Notice that the train_coco_finetune_val.json corresponds to a small subset of training data from the used dataset that is used as validation set during training, so that no real validation data is used as such.

Weights

We pre-trained a FasterRCNN model on DOTA for the RPN using the code from DroneDetectron2. The pre-trained checkpoints can be found in the Google Drive directory. If you plan to use any of the Remote Sensing CLIP models tested in the paper, download the pre-trained weights (RemoteCLIP and GeoRSClip) and add them to the weights/ directory.

Create prototypes

To generate the class-reference and background prototypes using DINOv2 features, run the following command:

bash scripts/init_prototypes.sh

Important: Add the path to your data and the in the DATA_DIR variable in the bash files. You can adapt the used datasets, value of N as well.
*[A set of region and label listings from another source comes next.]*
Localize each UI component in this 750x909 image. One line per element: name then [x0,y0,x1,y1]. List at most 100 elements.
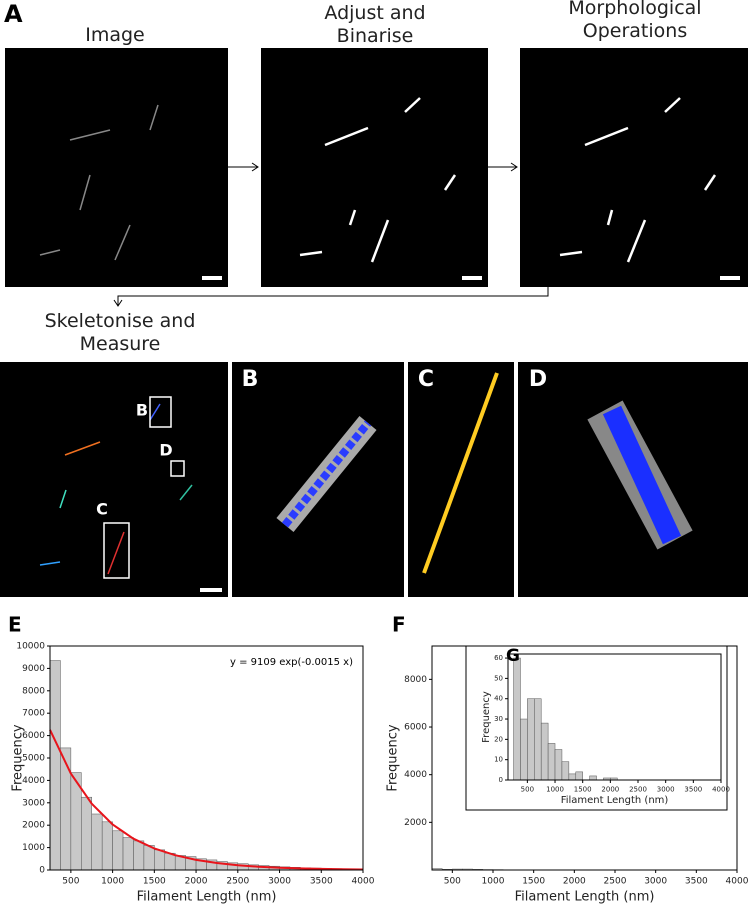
zoom-label: B [242,367,259,392]
zoom-label: D [529,367,547,392]
y-axis-label: Frequency [11,724,26,791]
inset-label: C [96,500,108,519]
step-title: Skeletonise and Measure [44,310,196,355]
y-tick-label: 10000 [16,642,45,652]
y-tick-label: 2000 [404,818,427,828]
y-tick-label: 0 [39,866,45,876]
raw-image [5,48,228,287]
x-tick-label: 2500 [604,877,627,887]
x-tick-label: 4000 [726,877,749,887]
images: B C D B C D [0,48,748,597]
bar [534,698,542,781]
bar [122,837,134,871]
x-tick-label: 1000 [101,877,124,887]
x-tick-label: 1000 [482,877,505,887]
bar [49,660,61,871]
y-axis-label: Frequency [481,691,492,743]
plot-frame [507,653,722,781]
x-tick-label: 2000 [601,785,619,793]
x-tick-label: 4000 [712,785,730,793]
morph-image [520,48,748,287]
bar [540,722,549,781]
x-tick-label: 500 [444,877,461,887]
fit-equation: y = 9109 exp(-0.0015 x) [230,657,353,668]
scale-bar [202,276,222,280]
y-tick-label: 8000 [22,686,45,696]
inset-box [170,460,185,477]
bar [575,771,583,781]
y-tick-label: 8000 [404,675,427,685]
zoom-c [408,362,514,597]
panel-label: G [506,646,520,666]
zoom-label: C [418,367,434,392]
x-tick-label: 3000 [657,785,675,793]
x-tick-label: 2000 [563,877,586,887]
scale-bar [720,276,740,280]
y-tick-label: 4000 [22,776,45,786]
y-tick-label: 20 [494,735,503,743]
bar [60,747,72,871]
skeleton-image [0,362,228,597]
panel-label: F [392,613,406,637]
x-tick-label: 1500 [143,877,166,887]
y-tick-label: 7000 [22,709,45,719]
y-tick-label: 0 [499,776,503,784]
bar [133,840,145,871]
y-tick-label: 9000 [22,664,45,674]
step-title: Adjust and Binarise [324,2,426,47]
binary-filaments [299,97,457,263]
bar [91,813,103,871]
charts: 0100020003000400050006000700080009000100… [8,613,749,905]
x-axis-label: Filament Length (nm) [137,890,277,905]
skeleton [422,372,499,574]
x-tick-label: 2500 [629,785,647,793]
binary-image [261,48,488,287]
bar [589,775,597,781]
bar [568,773,577,781]
panel-label: A [4,0,23,28]
bar [143,845,155,871]
x-tick-label: 1500 [574,785,592,793]
x-tick-label: 500 [521,785,534,793]
x-tick-label: 3500 [310,877,333,887]
x-tick-label: 4000 [352,877,375,887]
y-tick-label: 4000 [404,770,427,780]
inset-label: B [136,401,148,420]
bar [513,657,521,781]
bar [154,849,166,871]
morph-filaments [559,97,717,263]
inset-background [465,645,728,811]
bar [81,796,92,871]
y-tick-label: 3000 [22,798,45,808]
scale-bar [462,276,482,280]
x-tick-label: 3000 [644,877,667,887]
y-tick-label: 50 [494,674,503,682]
fit-curve [49,729,364,871]
y-tick-label: 6000 [404,723,427,733]
y-tick-label: 30 [494,715,503,723]
arrows [113,162,549,307]
y-tick-label: 6000 [22,731,45,741]
skeleton [602,405,682,545]
x-tick-label: 3500 [684,785,702,793]
bar [101,821,113,871]
bar [561,761,570,781]
x-tick-label: 500 [62,877,79,887]
panel-label: E [8,613,22,637]
scale-bar [200,588,222,592]
x-tick-label: 3500 [685,877,708,887]
inset-box [149,396,172,428]
bar [554,749,563,781]
y-tick-label: 40 [494,695,503,703]
x-tick-label: 1000 [546,785,564,793]
x-tick-label: 3000 [268,877,291,887]
step-title: Image [85,24,145,46]
y-tick-label: 60 [494,654,503,662]
x-tick-label: 2500 [226,877,249,887]
y-axis-label: Frequency [386,724,401,791]
raw-filaments [39,104,159,261]
inset-label: D [159,441,172,460]
x-tick-label: 1500 [522,877,545,887]
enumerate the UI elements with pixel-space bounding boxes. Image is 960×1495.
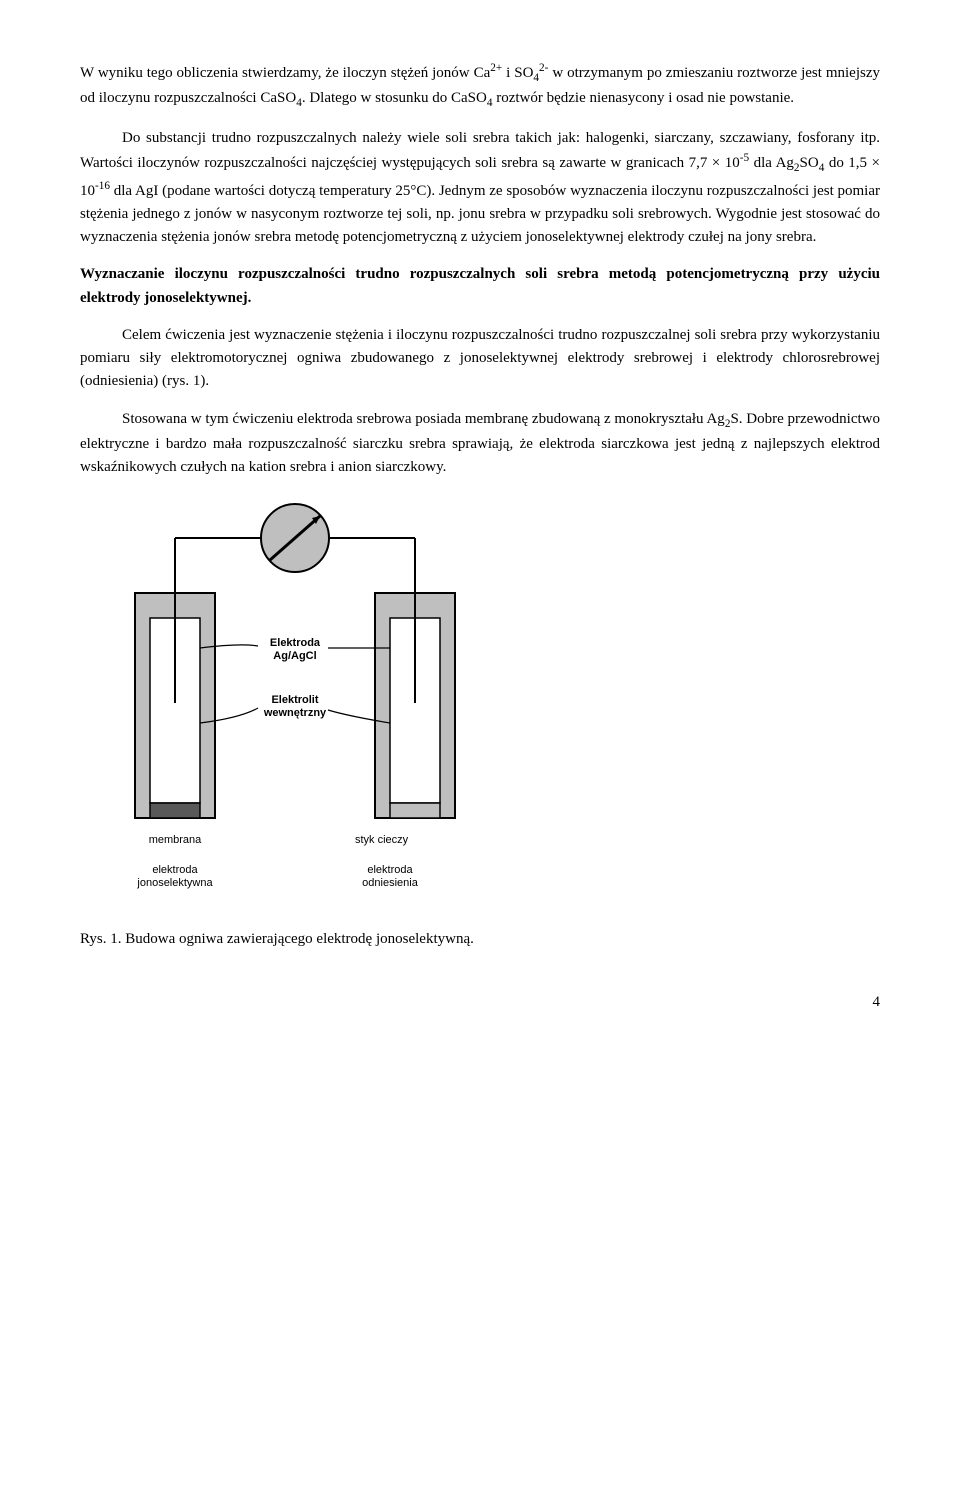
paragraph-3: Celem ćwiczenia jest wyznaczenie stężeni… <box>80 324 880 394</box>
sup: 2+ <box>490 62 502 74</box>
text: Stosowana w tym ćwiczeniu elektroda sreb… <box>122 411 725 427</box>
label-elektrolit-l1: Elektrolit <box>271 694 318 706</box>
left-membrane-tip <box>150 803 200 818</box>
sup: -5 <box>740 152 749 164</box>
label-membrana: membrana <box>149 834 202 846</box>
label-elektroda-od-l2: odniesienia <box>362 877 419 889</box>
label-elektroda-od-l1: elektroda <box>367 864 413 876</box>
text: dla Ag <box>749 155 794 171</box>
text: W wyniku tego obliczenia stwierdzamy, że… <box>80 65 490 81</box>
text: SO <box>800 155 819 171</box>
text: dla AgI (podane wartości dotyczą tempera… <box>80 183 880 246</box>
sup: -16 <box>95 180 110 192</box>
figure-caption: Rys. 1. Budowa ogniwa zawierającego elek… <box>80 928 880 951</box>
paragraph-2: Do substancji trudno rozpuszczalnych nal… <box>80 127 880 249</box>
label-elektroda-agcl-l2: Ag/AgCl <box>273 650 316 662</box>
label-elektroda-js-l1: elektroda <box>152 864 198 876</box>
label-elektrolit-l2: wewnętrzny <box>263 707 327 719</box>
section-heading: Wyznaczanie iloczynu rozpuszczalności tr… <box>80 263 880 310</box>
paragraph-4: Stosowana w tym ćwiczeniu elektroda sreb… <box>80 408 880 480</box>
text: roztwór będzie nienasycony i osad nie po… <box>492 90 794 106</box>
label-elektroda-agcl-l1: Elektroda <box>270 637 321 649</box>
text: i SO <box>502 65 533 81</box>
figure-1: Elektroda Ag/AgCl Elektrolit wewnętrzny … <box>80 498 880 918</box>
label-elektroda-js-l2: jonoselektywna <box>136 877 213 889</box>
right-junction-tip <box>390 803 440 818</box>
page-number: 4 <box>80 991 880 1014</box>
diagram-svg: Elektroda Ag/AgCl Elektrolit wewnętrzny … <box>80 498 510 918</box>
label-styk: styk cieczy <box>355 834 409 846</box>
paragraph-1: W wyniku tego obliczenia stwierdzamy, że… <box>80 60 880 113</box>
text: . Dlatego w stosunku do CaSO <box>302 90 487 106</box>
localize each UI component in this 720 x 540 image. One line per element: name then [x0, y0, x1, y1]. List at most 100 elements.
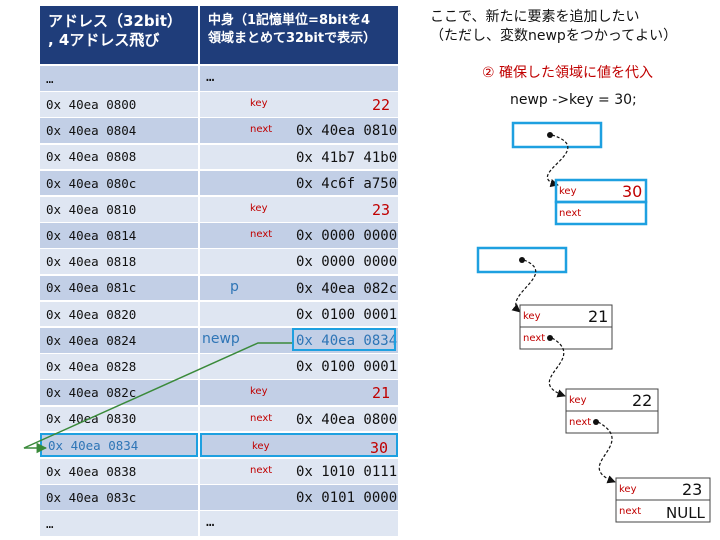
value-cell: key 21 — [200, 380, 398, 406]
field-value: 0x 0000 0000 — [296, 228, 398, 245]
field-value: 0x 40ea 082c — [296, 280, 398, 297]
field-value: 0x 0000 0000 — [296, 254, 398, 271]
address-cell: 0x 40ea 0800 — [40, 92, 198, 117]
address-cell: 0x 40ea 083c — [40, 485, 198, 510]
node2-key-label: key — [569, 395, 587, 406]
address-cell: 0x 40ea 080c — [40, 170, 198, 196]
address-cell: 0x 40ea 081c — [40, 275, 198, 301]
p-pointer-dot — [519, 257, 525, 263]
field-label: newp — [202, 331, 240, 347]
address-cell: 0x 40ea 0830 — [40, 406, 198, 432]
address-cell: 0x 40ea 0804 — [40, 118, 198, 144]
address-cell: 0x 40ea 0828 — [40, 354, 198, 379]
address-cell: 0x 40ea 0820 — [40, 301, 198, 327]
newp-arrow — [546, 134, 569, 188]
field-label: next — [250, 124, 273, 136]
newp-node-key-cell — [554, 178, 648, 204]
value-cell: 0x 0000 0000 — [200, 249, 398, 275]
address-cell: 0x 40ea 0824 — [40, 328, 198, 353]
value-cell: key 22 — [200, 92, 398, 117]
field-value: 0x 4c6f a750 — [296, 175, 398, 192]
node3-next-label: next — [619, 506, 641, 517]
field-label: p — [230, 278, 239, 295]
newp-pointer-dot — [547, 132, 553, 138]
value-cell: … — [200, 66, 398, 91]
field-value: 21 — [371, 384, 390, 403]
p-arrow — [511, 259, 537, 313]
highlight-box — [292, 328, 396, 352]
header-address-line2: , 4アドレス飛び — [48, 31, 160, 49]
node3-key-label: key — [619, 484, 637, 495]
node1-arrow — [548, 337, 566, 398]
node2-box — [565, 388, 659, 434]
newp-node-next-label: next — [559, 208, 581, 219]
value-cell: 0x 0100 0001 — [200, 354, 398, 379]
address-cell: 0x 40ea 0838 — [40, 459, 198, 484]
node2-next-label: next — [569, 417, 591, 428]
value-cell: next 0x 1010 0111 — [200, 459, 398, 484]
field-value: 0x 40ea 0834 — [296, 333, 398, 349]
header-contents: 中身（1記憶単位=8bitを4 領域まとめて32bitで表示） — [200, 6, 398, 64]
header-contents-line2: 領域まとめて32bitで表示） — [208, 31, 377, 46]
field-value: 30 — [369, 438, 388, 457]
null-label: NULL — [666, 504, 706, 522]
newp-node-next-cell — [554, 200, 648, 226]
field-label: key — [250, 386, 268, 398]
node1-next-label: next — [523, 333, 545, 344]
note-title-line2: （ただし、変数newpをつかってよい） — [430, 28, 678, 44]
address-cell: 0x 40ea 0818 — [40, 249, 198, 275]
address-cell: … — [40, 66, 198, 91]
header-address-line1: アドレス（32bit） — [48, 12, 182, 30]
header-contents-line1: 中身（1記憶単位=8bitを4 — [208, 13, 371, 28]
node1-next-dot — [547, 335, 553, 341]
node3-box — [615, 477, 711, 523]
address-cell: 0x 40ea 0834 — [40, 432, 198, 458]
newp-node-key-label: key — [559, 186, 577, 197]
field-value: 23 — [371, 201, 390, 219]
address-cell: 0x 40ea 0810 — [40, 197, 198, 222]
field-value: 0x 40ea 0800 — [296, 411, 398, 428]
step-label: ② 確保した領域に値を代入 — [482, 65, 654, 81]
field-value: 0x 0100 0001 — [296, 306, 398, 323]
node1-box — [519, 304, 613, 350]
node2-key-value: 22 — [632, 391, 652, 410]
field-value: 0x 0100 0001 — [296, 359, 398, 376]
value-cell: 0x 4c6f a750 — [200, 170, 398, 196]
node1-key-value: 21 — [588, 307, 608, 326]
value-cell: next 0x 40ea 0800 — [200, 406, 398, 432]
newp-pointer-box — [511, 121, 603, 149]
address-cell: 0x 40ea 0808 — [40, 144, 198, 170]
ellipsis: … — [206, 514, 215, 531]
node2-next-dot — [593, 419, 599, 425]
value-cell: key 30 — [200, 432, 398, 458]
value-cell: next 0x 0000 0000 — [200, 223, 398, 248]
newp-node-key-value: 30 — [622, 182, 642, 201]
address-cell: … — [40, 511, 198, 537]
field-value: 0x 0101 0000 — [296, 490, 398, 507]
header-address: アドレス（32bit） , 4アドレス飛び — [40, 6, 198, 64]
field-label: next — [250, 412, 273, 424]
node3-key-value: 23 — [682, 480, 702, 499]
value-cell: 0x 0100 0001 — [200, 301, 398, 327]
ellipsis: … — [206, 69, 215, 85]
note-title: ここで、新たに要素を追加したい （ただし、変数newpをつかってよい） — [430, 8, 720, 46]
node2-arrow — [597, 421, 616, 484]
value-cell: newp 0x 40ea 0834 — [200, 328, 398, 353]
value-cell: key 23 — [200, 197, 398, 222]
address-cell: 0x 40ea 0814 — [40, 223, 198, 248]
node1-key-label: key — [523, 311, 541, 322]
value-cell: … — [200, 511, 398, 537]
field-label: key — [252, 440, 270, 452]
field-value: 0x 40ea 0810 — [296, 123, 398, 140]
value-cell: 0x 0101 0000 — [200, 485, 398, 510]
address-cell: 0x 40ea 082c — [40, 380, 198, 406]
value-cell: next 0x 40ea 0810 — [200, 118, 398, 144]
value-cell: p 0x 40ea 082c — [200, 275, 398, 301]
p-pointer-box — [476, 246, 568, 274]
field-label: next — [250, 465, 273, 476]
code-line: newp ->key = 30; — [510, 92, 637, 108]
field-value: 22 — [371, 96, 390, 115]
field-value: 0x 1010 0111 — [296, 464, 398, 480]
note-title-line1: ここで、新たに要素を追加したい — [430, 9, 640, 25]
field-value: 0x 41b7 41b0 — [296, 149, 398, 166]
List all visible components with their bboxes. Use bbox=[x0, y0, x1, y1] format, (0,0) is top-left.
If you are running other data or the files/paths differ from ours, you can adapt the contents of the bash file to your own structure.

Fine-tune prototypes

Train the pre-initialised class-reference prototypes on the available data:

bash scripts/train_prototypes_bbox.sh

Evaluate

Evaluate the learned prototypes on unsen data:

bash scripts/eval_detection.sh

Citation

If you found our work useful, please cite it as follows:

@article{Bou:2024,
  title={Exploring Robust Features for Few-Shot Object Detection in Satellite Imagery},
  author={Bou, Xavier and Facciolo, Gabriele and von Gioi, Rafael Grompone and Morel, Jean-Michel and Ehret, Thibaud},
  journal={arXiv preprint arXiv:2403.05381},
  year={2024}
}

License and Acknowledgement

This project is licensed under the GNU Affero General Public License v3.0 - see the LICENSE file for details.